The exercises referred to by number come from pages 21-23 of the Gries & Schneider textbook.
1. Do Exercise 1.7, parts (b) through (e). Each answer should show an instantiation of Leibniz, together with a statement telling to what each of X, Y, E, and z was instantiated in order to arrive at it. For example, the answer to part (a) is
4*x+y = 4*(x+2)+y |
at which one arrives by the instantiation X:x, Y:x+2, E:4*z+y, z:z.
2. Do Exercise 1.8, parts (b) through (e).
The solution to (a) is b+c+y+w.
(Note: Depending upon which printing of the book you have, you may or may
not have to swap the two sides of X=Y in parts (b) and (e).)
3. Do Exercise 1.9, parts (b) through (e). The solution to (a) is E:(x+y)*z, X:x+y, Y:y+x.
4. Let f : bool × bool → bool be a two-argument boolean function. We say that f is irreflexive if f(p,p) is false for both possible values of p (true and false). We say that f is symmetric if f(p,q) = f(q,p) for all possible combinations of values of p and q (of which there are four, of course).

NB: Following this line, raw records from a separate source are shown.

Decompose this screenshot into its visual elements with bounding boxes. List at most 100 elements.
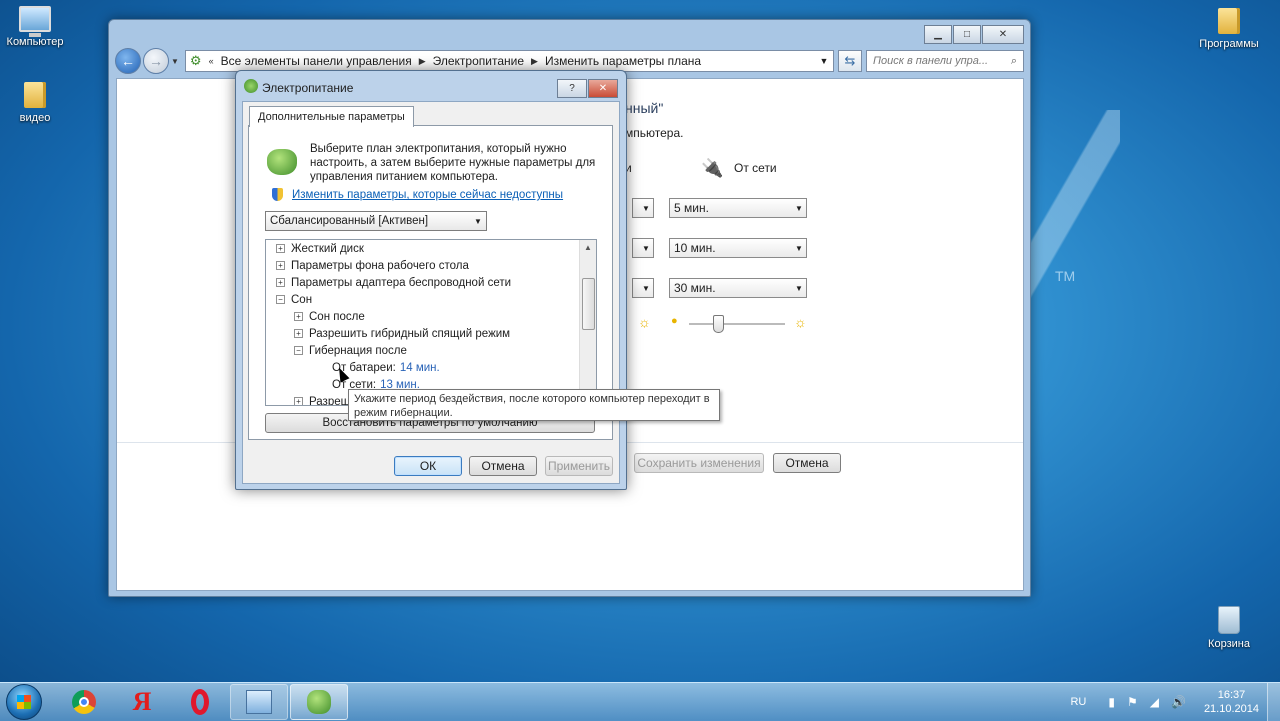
- tree-item-label: Сон после: [309, 310, 365, 323]
- breadcrumb-chevron-icon[interactable]: ▶: [531, 56, 538, 67]
- tree-item-label: Жесткий диск: [291, 242, 364, 255]
- sleep-plugged-dropdown[interactable]: 10 мин. ▼: [669, 238, 807, 258]
- desktop-icon-programs[interactable]: Программы: [1194, 8, 1264, 50]
- recycle-bin-icon: [1218, 606, 1240, 634]
- on-battery-dropdown-stub[interactable]: ▼: [632, 238, 654, 258]
- cancel-button[interactable]: Отмена: [773, 453, 841, 473]
- search-input[interactable]: Поиск в панели упра... ⌕: [866, 50, 1024, 72]
- desktop-icon-recycle-bin[interactable]: Корзина: [1194, 606, 1264, 650]
- show-desktop-button[interactable]: [1267, 683, 1280, 721]
- maximize-button[interactable]: □: [953, 25, 981, 44]
- tree-item[interactable]: + Жесткий диск: [276, 240, 364, 257]
- desktop-icon-video[interactable]: видео: [0, 82, 70, 124]
- tree-item[interactable]: + Сон после: [294, 308, 365, 325]
- breadcrumb-separator-icon: «: [208, 56, 214, 66]
- taskbar-opera[interactable]: [172, 685, 228, 719]
- breadcrumb-item[interactable]: Все элементы панели управления: [221, 54, 412, 68]
- battery-icon[interactable]: ▮: [1108, 695, 1115, 709]
- scroll-thumb[interactable]: [582, 278, 595, 330]
- taskbar-chrome[interactable]: [56, 685, 112, 719]
- volume-icon[interactable]: 🔊: [1171, 695, 1186, 709]
- wallpaper-trademark: TM: [1055, 268, 1076, 284]
- address-bar[interactable]: ⚙ « Все элементы панели управления ▶ Эле…: [184, 50, 834, 72]
- control-panel-icon: ⚙: [189, 53, 202, 68]
- brightness-slider[interactable]: [689, 323, 785, 326]
- back-button[interactable]: ←: [115, 48, 141, 74]
- expand-icon[interactable]: +: [294, 329, 303, 338]
- help-button[interactable]: ?: [557, 79, 587, 98]
- dialog-controls: ? ✕: [556, 79, 618, 98]
- control-panel-icon: [246, 690, 272, 714]
- computer-icon: [19, 6, 51, 37]
- tree-item-label: Гибернация после: [309, 344, 407, 357]
- recent-pages-dropdown-icon[interactable]: ▼: [171, 57, 179, 66]
- tab-advanced-settings[interactable]: Дополнительные параметры: [249, 106, 414, 127]
- back-arrow-icon: ←: [121, 53, 135, 69]
- desktop-icon-computer[interactable]: Компьютер: [0, 6, 70, 48]
- window-controls: ▁ □ ✕: [923, 25, 1024, 44]
- breadcrumb-item[interactable]: Электропитание: [433, 54, 524, 68]
- folder-icon: [24, 82, 46, 108]
- tree-item[interactable]: + Разреши: [294, 393, 356, 405]
- tree-item[interactable]: − Сон: [276, 291, 312, 308]
- change-unavailable-settings-link[interactable]: Изменить параметры, которые сейчас недос…: [292, 189, 563, 201]
- language-indicator[interactable]: RU: [1070, 696, 1086, 708]
- desktop-icon-label: Корзина: [1208, 638, 1250, 650]
- network-icon[interactable]: ◢: [1150, 695, 1159, 709]
- expand-icon[interactable]: +: [276, 261, 285, 270]
- settings-tree: ▲ ▼ + Жесткий диск + Параметры фона рабочег…: [265, 239, 597, 406]
- dialog-close-button[interactable]: ✕: [588, 79, 618, 98]
- taskbar-control-panel[interactable]: [230, 684, 288, 720]
- dropdown-arrow-icon: ▼: [642, 243, 650, 253]
- ok-button[interactable]: ОК: [394, 456, 462, 476]
- start-button[interactable]: [0, 683, 48, 721]
- tree-item-value[interactable]: 14 мин.: [400, 362, 440, 374]
- dialog-cancel-button[interactable]: Отмена: [469, 456, 537, 476]
- breadcrumb-chevron-icon[interactable]: ▶: [419, 56, 426, 67]
- brightness-slider-thumb[interactable]: [712, 315, 724, 333]
- hibernate-plugged-dropdown[interactable]: 30 мин. ▼: [669, 278, 807, 298]
- close-button[interactable]: ✕: [982, 25, 1024, 44]
- taskbar: Я RU ▮ ⚑ ◢ 🔊 16:37 21.10.2014: [0, 682, 1280, 721]
- on-battery-dropdown-stub[interactable]: ▼: [632, 278, 654, 298]
- search-placeholder: Поиск в панели упра...: [873, 55, 989, 67]
- on-battery-dropdown-stub[interactable]: ▼: [632, 198, 654, 218]
- collapse-icon[interactable]: −: [294, 346, 303, 355]
- yandex-icon: Я: [132, 687, 152, 716]
- tree-item[interactable]: + Параметры адаптера беспроводной сети: [276, 274, 511, 291]
- system-tray: RU ▮ ⚑ ◢ 🔊 16:37 21.10.2014: [1070, 688, 1267, 716]
- tree-item[interactable]: − Гибернация после: [294, 342, 407, 359]
- search-icon[interactable]: ⌕: [1005, 55, 1023, 68]
- power-options-icon: [244, 79, 258, 93]
- expand-icon[interactable]: +: [294, 397, 303, 405]
- tree-scrollbar[interactable]: ▲ ▼: [579, 240, 596, 405]
- taskbar-power-options[interactable]: [290, 684, 348, 720]
- clock[interactable]: 16:37 21.10.2014: [1204, 688, 1259, 716]
- refresh-button[interactable]: ⇆: [838, 50, 862, 72]
- dialog-title: Электропитание: [262, 81, 354, 95]
- taskbar-yandex[interactable]: Я: [114, 685, 170, 719]
- tree-item[interactable]: + Разрешить гибридный спящий режим: [294, 325, 510, 342]
- address-dropdown-icon[interactable]: ▼: [815, 56, 833, 66]
- tree-item[interactable]: + Параметры фона рабочего стола: [276, 257, 469, 274]
- scroll-up-icon[interactable]: ▲: [580, 240, 596, 256]
- forward-button[interactable]: →: [143, 48, 169, 74]
- dropdown-arrow-icon: ▼: [795, 283, 803, 293]
- tree-item[interactable]: От батареи: 14 мин.: [332, 359, 440, 376]
- expand-icon[interactable]: +: [294, 312, 303, 321]
- chrome-icon: [72, 690, 96, 714]
- minimize-button[interactable]: ▁: [924, 25, 952, 44]
- tree-item-label: Параметры адаптера беспроводной сети: [291, 276, 512, 289]
- dropdown-arrow-icon: ▼: [474, 216, 482, 226]
- collapse-icon[interactable]: −: [276, 295, 285, 304]
- save-changes-button[interactable]: Сохранить изменения: [634, 453, 764, 473]
- expand-icon[interactable]: +: [276, 278, 285, 287]
- expand-icon[interactable]: +: [276, 244, 285, 253]
- breadcrumb-item[interactable]: Изменить параметры плана: [545, 54, 701, 68]
- tree-item-label: Сон: [291, 293, 313, 306]
- flag-icon[interactable]: ⚑: [1127, 695, 1138, 709]
- display-off-plugged-dropdown[interactable]: 5 мин. ▼: [669, 198, 807, 218]
- power-plan-select[interactable]: Сбалансированный [Активен] ▼: [265, 211, 487, 231]
- apply-button[interactable]: Применить: [545, 456, 613, 476]
- windows-orb-icon: [6, 684, 42, 720]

Exactly two among the sixteen two-argument boolean functions (see this or page 26 of Gries & Schneider) are irreflexive and symmetric. Identify them.

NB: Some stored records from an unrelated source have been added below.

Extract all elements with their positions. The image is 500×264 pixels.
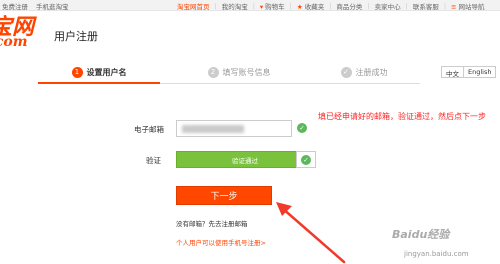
logo-domain: .com xyxy=(0,34,28,50)
baidu-watermark-logo: Baidu经验 xyxy=(392,228,450,241)
email-valid-check-icon: ✓ xyxy=(297,123,307,133)
verify-label: 验证 xyxy=(146,156,161,165)
step-label: 设置用户名 xyxy=(86,67,127,77)
topbar-item-6[interactable]: 联系客服 xyxy=(408,1,444,11)
annotation-hint: 填已经申请好的邮箱，验证通过，然后点下一步 xyxy=(318,112,486,121)
topbar-item-label: 网站导航 xyxy=(458,3,485,11)
email-field[interactable] xyxy=(176,120,292,137)
annotation-arrow-icon xyxy=(276,202,346,264)
menu-icon: ≡ xyxy=(451,3,457,11)
step-number-badge: 1 xyxy=(71,66,83,78)
topbar-item-3[interactable]: ★ 收藏夹 xyxy=(292,1,329,11)
star-icon: ★ xyxy=(296,3,303,11)
cart-icon: ▾ xyxy=(259,3,264,11)
register-email-link[interactable]: 没有邮箱？先去注册邮箱 xyxy=(176,218,248,228)
step-label: 注册成功 xyxy=(355,67,388,77)
topbar-item-0[interactable]: 淘宝网首页 xyxy=(172,1,215,11)
next-step-button[interactable]: 下一步 xyxy=(176,186,272,205)
topbar-item-label: 卖家中心 xyxy=(374,3,401,11)
verify-check-icon: ✓ xyxy=(301,155,311,165)
page-title: 用户注册 xyxy=(54,30,98,43)
email-label: 电子邮箱 xyxy=(134,125,164,134)
step-register-success: ✓ 注册成功 xyxy=(308,60,420,84)
verify-status-text: 验证通过 xyxy=(232,157,258,165)
topbar-item-1[interactable]: 我的淘宝 xyxy=(217,1,253,11)
blurred-email-value xyxy=(182,125,244,133)
site-logo[interactable]: 宝网 .com xyxy=(0,16,34,49)
topbar-link-0[interactable]: 免费注册 xyxy=(2,1,28,11)
topbar-item-label: 购物车 xyxy=(265,3,285,11)
step-set-username: 1 设置用户名 xyxy=(38,60,160,84)
topbar-item-7[interactable]: ≡ 网站导航 xyxy=(446,1,489,11)
topbar-item-label: 我的淘宝 xyxy=(221,3,248,11)
topbar-item-label: 联系客服 xyxy=(412,3,439,11)
topbar-item-label: 收藏夹 xyxy=(304,3,325,11)
steps-progress-indicator xyxy=(38,82,160,84)
lang-english[interactable]: English xyxy=(464,67,495,77)
topbar-item-label: 商品分类 xyxy=(336,3,363,11)
phone-register-link[interactable]: 个人用户可以使用手机号注册> xyxy=(176,237,266,247)
step-fill-account-info: 2 填写账号信息 xyxy=(178,60,300,84)
check-icon: ✓ xyxy=(340,66,352,78)
slider-handle[interactable]: ✓ xyxy=(296,151,316,168)
topbar-left-links: 免费注册 手机逛淘宝 xyxy=(2,1,69,11)
topbar-right-links: 淘宝网首页 | 我的淘宝 | ▾ 购物车 | ★ 收藏夹 | 商品分类 | 卖家中心 | 联系客服 | ≡ 网站导… xyxy=(172,1,489,11)
topbar-item-label: 淘宝网首页 xyxy=(177,3,210,11)
top-navigation-bar: 免费注册 手机逛淘宝 淘宝网首页 | 我的淘宝 | ▾ 购物车 | ★ 收藏夹 | 商品分类 | 卖家中心… xyxy=(0,0,500,11)
lang-chinese[interactable]: 中文 xyxy=(442,67,463,78)
topbar-link-1[interactable]: 手机逛淘宝 xyxy=(36,1,69,11)
slider-verification[interactable]: 验证通过 ✓ xyxy=(176,151,316,168)
registration-steps: 1 设置用户名 2 填写账号信息 ✓ 注册成功 xyxy=(38,60,420,84)
baidu-watermark-url: jingyan.baidu.com xyxy=(404,250,469,258)
step-label: 填写账号信息 xyxy=(222,67,271,77)
step-number-badge: 2 xyxy=(207,66,219,78)
topbar-item-4[interactable]: 商品分类 xyxy=(331,1,367,11)
topbar-item-5[interactable]: 卖家中心 xyxy=(370,1,406,11)
language-switcher: 中文 English xyxy=(441,66,497,78)
topbar-item-2[interactable]: ▾ 购物车 xyxy=(255,1,290,11)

The next two problems involve exercises from pages 38-39 of the Gries & Schneider text.
5. Do parts (e) through (h) of Exercise 2.2.
6. Do Exercise 2.5. Remember that the first step is to assign "names" (boolean variables) to the atomic sub-propositions (e.g., "It's raining.").
7. In each step in the proof below, Leibniz (often with an assist from Substitution) is applied. That is, in going from each line to the next, some subexpression E is replaced by an expression F such that E = F (or possibly F = E) is an instantiation of (i.e., the conclusion of applying Substitution to) one of the theorems in our arsenal. (That is, E = F (or else F = E) is P[r:=Q], where P is a theorem in our arsenal, r is a list of variables, and Q is a list (of length equal to r) of expressions.)
Here, the only theorems used are axioms (3.1), (3.2), and (3.3). Fill in each "hint" so as to inform the reader which theorem (and which instantiation of it) was used. The first hint is filled in for you. Also, somehow highlight the subexpressions E and F in each step. In the first step below, the former is underlined and the latter is in boldface.
(p ≡ q) ≡ (true ≡ (q ≡ r))
= < (3.3), with q:=p >
(p ≡ q) ≡ ((p ≡ p) ≡ (q ≡ r))
= < >
(p ≡ q) ≡ (p ≡ (p ≡ (q ≡ r)))
= < >
(p ≡ q) ≡ (p ≡ ((p ≡ q) ≡ r))
= < >
(p ≡ q) ≡ (((p ≡ q) ≡ r) ≡ p)
= < >
(p ≡ q) ≡ ((p ≡ q) ≡ (r ≡ p))
= < >
((p ≡ q) ≡ (p ≡ q)) ≡ (r ≡ p)
= < >
true ≡ (r ≡ p)
= < >
r ≡ p
|
The remaining problems ask you to prove a theorem. In each case, you are to use only lower-numbered theorems than the one being proved. (For example, to prove Theorem (3.12), you may use only theorems up to (3.11).) Here are the theorems.
8. Do Exercise 3.8, which is to prove Double Negation: (3.12) ¬¬p ≡ p
9. Do Exercise 3.9, which is to prove Negation of false: (3.13) ¬false ≡ true
10. Do an augmented version of Exercise 3.11, which is to prove Theorem (3.15) ¬p ≡ p ≡ false
Prove it in two different ways. As the textbook suggests, one proof should transform ¬p ≡ p ≡ false to true with the help of Theorem (3.11). A second proof should transform ¬p ≡ p to false.